Robert Henri once remarked that “for an artist to be interesting to us, he must be interesting to himself,” a notion to which Moss has duly subscribed.2 Although he engages in the vocabulary of abstraction, his compositions originate in specific memory and concrete experience. Moss is fond of relating anecdotes from a life keenly observed, citing them as evidence that enduring truths can come from the most unexpected sources. One such story involves his wife Jean’s first-time encounter with a precocious seven-year-old neighbor who proceeded to introduce herself unprompted and show a rock she had been using to chip away at another rock. Curious, Jean inquired if she planned to shape the rock into an arrowhead, to which the young girl replied: “No, I let the rocks decide what they should be.”

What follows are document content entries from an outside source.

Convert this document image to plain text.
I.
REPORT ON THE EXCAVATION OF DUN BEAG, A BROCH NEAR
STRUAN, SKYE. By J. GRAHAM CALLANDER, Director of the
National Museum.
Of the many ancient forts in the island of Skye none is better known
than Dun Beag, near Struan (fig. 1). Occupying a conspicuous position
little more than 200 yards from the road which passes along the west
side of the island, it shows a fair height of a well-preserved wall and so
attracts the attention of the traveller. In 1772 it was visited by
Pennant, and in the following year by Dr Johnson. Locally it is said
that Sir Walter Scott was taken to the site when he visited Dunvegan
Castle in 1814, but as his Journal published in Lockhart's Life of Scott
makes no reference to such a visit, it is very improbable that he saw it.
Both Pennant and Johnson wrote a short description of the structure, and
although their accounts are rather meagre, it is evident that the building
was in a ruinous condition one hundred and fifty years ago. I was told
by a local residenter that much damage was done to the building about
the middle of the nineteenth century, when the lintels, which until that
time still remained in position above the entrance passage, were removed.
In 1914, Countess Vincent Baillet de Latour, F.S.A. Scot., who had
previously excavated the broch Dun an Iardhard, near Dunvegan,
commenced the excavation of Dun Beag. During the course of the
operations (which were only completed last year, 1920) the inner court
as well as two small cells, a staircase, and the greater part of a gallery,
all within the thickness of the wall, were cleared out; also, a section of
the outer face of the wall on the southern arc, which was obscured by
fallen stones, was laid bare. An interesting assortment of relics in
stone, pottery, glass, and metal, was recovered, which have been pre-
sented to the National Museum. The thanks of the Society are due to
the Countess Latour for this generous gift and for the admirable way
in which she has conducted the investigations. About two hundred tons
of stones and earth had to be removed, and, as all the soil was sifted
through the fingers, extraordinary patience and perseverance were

The story seems an apt metaphor for the way Moss has carried out his own life and work. At the core of his evolving practice lies a fervent regard for the mystery of creation. He is careful not to rely too heavily on his obvious facility for drawing, opting to approach each blank surface without preconception and with the anticipation of unexpected adventure. To this end he has produced compositions that lay bare the process of their making. Scrutiny of their richly textured surfaces may reveal evidence of entire areas erased or scraped away and then reworked, but seldom does a finished piece feel belabored. For Moss, art-making is an endeavor that requires the courage to hold still enough to reflect on life’s vicissitudes and the willingness to work on the edge of failure. Because of this, whether endowed with the deep, lush tones of charcoal or the luminous hues and sensuous texture of oil paint, his art carries the layered history of a palimpsest and the distilled intensity of personal revelation. His most successful pieces exhibit the startling immediacy of a “held dream . . . a poetic gateway to an inner experience.”3

Joshua Chuang (Class of 1998), Assistant Curator of Photographs, Yale University Art Gallery


1. Ben Frank Moss, “Begging to be Blessed,” lecture delivered at Dartmouth College, April 1994.

2. Robert Henri, The Art Spirit, 3rd ed. (New York: Basic Books, 2007), p. 13. Originally published by J. B. Lippincott Company, 1923.

3. Ben Frank Moss, “Turning Toward the Light,” lecture delivered at Northwestern University, 1997.

Image: Ben Frank Moss, Warmth of Light, 1989, oil on paper. Collection of the artist.